En una sinfonía, las secciones de instrumentos de una orquesta se encuentran al servicio de los temas musicales que transcurren a lo largo de los movimientos. A diferencia del concierto, donde el solista virtuoso subordina a los demás elementos orquestales, la sinfonía evidencia la colaboración integral de todos, en función de las unidades temáticas.
La forma sinfónica tuvo origen en el periodo clásico de la música académica, en la segundad mitad del siglo XVIII, y se desarrolló ampliamente a lo largo del periodo romántico y postromántico en los siglos XIX e inicios del XX. En esa larga experiencia, se reconocen las composiciones sinfónicas de Haydn, Mozart, Beethoven, Schubert, Brahms, Dvorak, Bruckner, Mahler, Strauss, entre otros grandes creadores.

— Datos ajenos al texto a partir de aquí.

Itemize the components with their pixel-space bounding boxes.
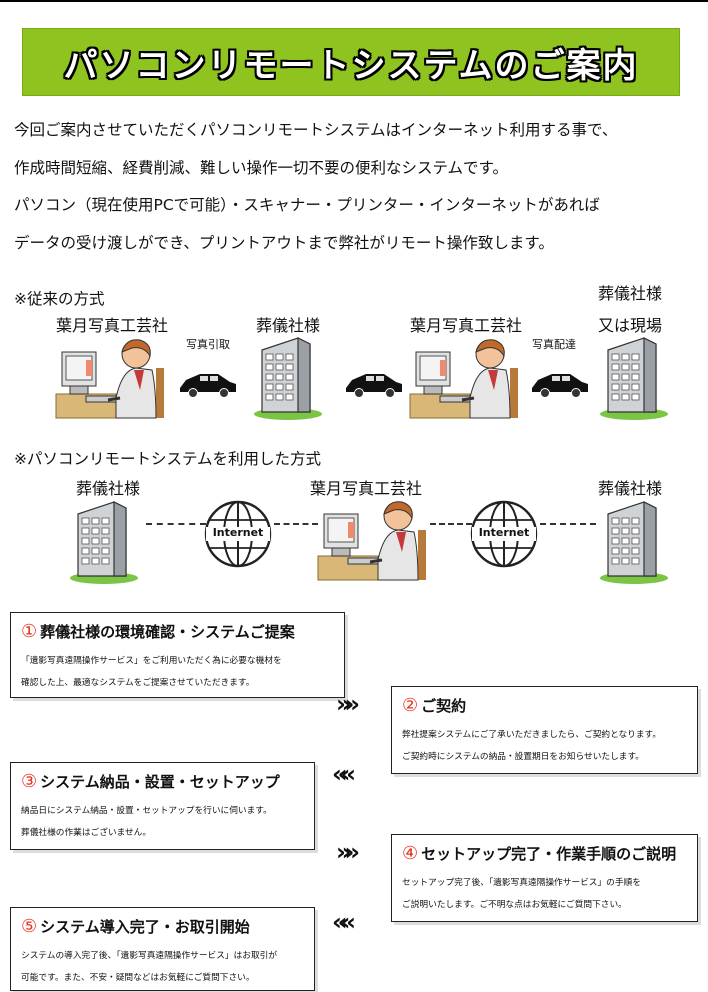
connection-line (274, 523, 318, 525)
car-icon (345, 373, 403, 398)
photographer-illustration (408, 338, 520, 420)
connection-line (540, 523, 596, 525)
conventional-company-label: 葉月写真工芸社 (56, 316, 169, 335)
step-3-body: 納品日にシステム納品・設置・セットアップを行いに伺います。 葬儀社様の作業はござ… (21, 806, 272, 838)
remote-left-label: 葬儀社様 (76, 479, 141, 498)
destination-label-line1: 葬儀社様 (598, 284, 663, 303)
conventional-heading: ※従来の方式 (14, 290, 105, 308)
intro-text: 今回ご案内させていただくパソコンリモートシステムはインターネット利用する事で、 … (14, 112, 704, 262)
remote-right-label: 葬儀社様 (598, 479, 663, 498)
photographer-illustration (316, 500, 428, 582)
connection-line (430, 523, 472, 525)
step-number: ① (21, 621, 38, 642)
conventional-company-label-2: 葉月写真工芸社 (410, 316, 523, 335)
step-number: ③ (21, 771, 38, 792)
internet-label: Internet (212, 526, 264, 539)
internet-label: Internet (478, 526, 530, 539)
conventional-funeral-label: 葬儀社様 (256, 316, 321, 335)
intro-line: 作成時間短縮、経費削減、難しい操作一切不要の便利なシステムです。 (14, 158, 508, 177)
step-number: ② (402, 695, 419, 716)
top-border (0, 0, 708, 2)
building-icon (69, 501, 139, 585)
building-icon (599, 337, 669, 421)
step-1-body: 「遺影写真遠隔操作サービス」をご利用いただく為に必要な機材を 確認した上、最適な… (21, 656, 282, 688)
intro-line: パソコン（現在使用PCで可能）・スキャナー・プリンター・インターネットがあれば (14, 196, 600, 214)
remote-center-label: 葉月写真工芸社 (310, 479, 423, 498)
connection-line (146, 523, 206, 525)
page-title: パソコンリモートシステムのご案内 (22, 28, 680, 96)
step-5-body: システムの導入完了後、「遺影写真遠隔操作サービス」はお取引が 可能です。また、不… (21, 951, 278, 983)
car-icon (179, 373, 237, 398)
step-4-body: セットアップ完了後、「遺影写真遠隔操作サービス」の手順を ご説明いたします。ご不… (402, 878, 641, 910)
arrow-right-icon: »» (336, 690, 360, 718)
step-number: ④ (402, 843, 419, 864)
photo-delivery-label: 写真配達 (532, 338, 576, 351)
arrow-left-icon: «« (332, 760, 356, 788)
building-icon (599, 501, 669, 585)
car-icon (531, 373, 589, 398)
photo-pickup-label: 写真引取 (186, 338, 230, 351)
destination-label-line2: 又は現場 (598, 316, 663, 335)
photographer-illustration (54, 338, 166, 420)
arrow-left-icon: «« (332, 908, 356, 936)
intro-line: データの受け渡しができ、プリントアウトまで弊社がリモート操作致します。 (14, 233, 554, 252)
remote-heading: ※パソコンリモートシステムを利用した方式 (14, 450, 322, 468)
arrow-right-icon: »» (336, 838, 360, 866)
intro-line: 今回ご案内させていただくパソコンリモートシステムはインターネット利用する事で、 (14, 121, 618, 139)
building-icon (253, 337, 323, 421)
step-number: ⑤ (21, 916, 38, 937)
step-2-body: 弊社提案システムにご了承いただきましたら、ご契約となります。 ご契約時にシステム… (402, 730, 662, 762)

Más allá de la experiencia estética que se vive al oír una sinfonía de cualquier repertorio, podemos descubrir la profundidad espiritual que hay detrás del ejercicio sinfónico. Cada parte colabora solidariamente a favor de algo mayor: la concordia unitaria que proviene del diálogo de las diversidades. En el caso de las sinfonías, las particularidades no se excluyen, no se repelen; cada una se reconoce (y es reconocida) como necesaria para ese todo sonoro que resuena al unísono en diversos pasajes de la obra.
Por todo ello, la verdad es sinfónica porque todos estamos en condiciones de colaborar, solidariamente, para el encuentro emancipador que implica estar frente a ella. Estar delante del “esplendor de la verdad” (Juan Pablo II), nos prepara para liberarnos de la superficialidad y del prejuicio, a fin de conocer la realidad en su prodigiosa complejidad. Arrancarle el velo a la oscuridad del mundo, nos permite ubicar las raíces de aquello que nos aflige como comunidad humana y como sociedad específica.
Pero esta disposición sinfónica hacia la verdad implica asumir (particularmente) quiénes somos dentro del conjunto social. También, no llama a reconocer que no todos piensan del mismo modo ni todos poseen las mismas creencias y conocimientos. Pero no se trata de situarse, cada uno, en una tolerancia relativista sin un marco común de convivencia y de diálogo. Al contrario, nos obliga moralmente a aprender a ceder, a evitar los puntos de discordia y centrase en lo realmente importante. Incluso, nos exige a considerar que a veces el otro puede poseer mejores razones que las nuestras.
Parecería ingenuo que, en tiempos de creciente tensión entre grupos humanos, por razones culturales, de género, religiosas, lingüísticas, étnicas, etc., instemos el sentido sinfónico de la verdad. Si lo hacemos, es porque estamos observando cómo el odio está ganando espacios más amplios al interior de las relaciones humanas de diverso tipo.
Así, la verdad sinfónica es solidaria, se descubre colectivamente y nos permite enfrentar la realidad en toda su crudeza, más aún cuando el colapso social de muchas naciones pueda ser inminente. Hay problemas reales que todos sufriremos en mayor o en menor medida en un breve plazo y que debemos resolver como sociedades. Por consideración al futuro de la humanidad, de nuestros países, cedamos en lo secundario y centrémonos en los esencial. Es el momento de los equilibrios, de las mesuras, de la armonía entre las partes, como en las bellas y logradas sinfonías de Mozart, de Schubert o de Brahms. Las metáforas provenientes de las artes nos pueden servir de gran ayuda.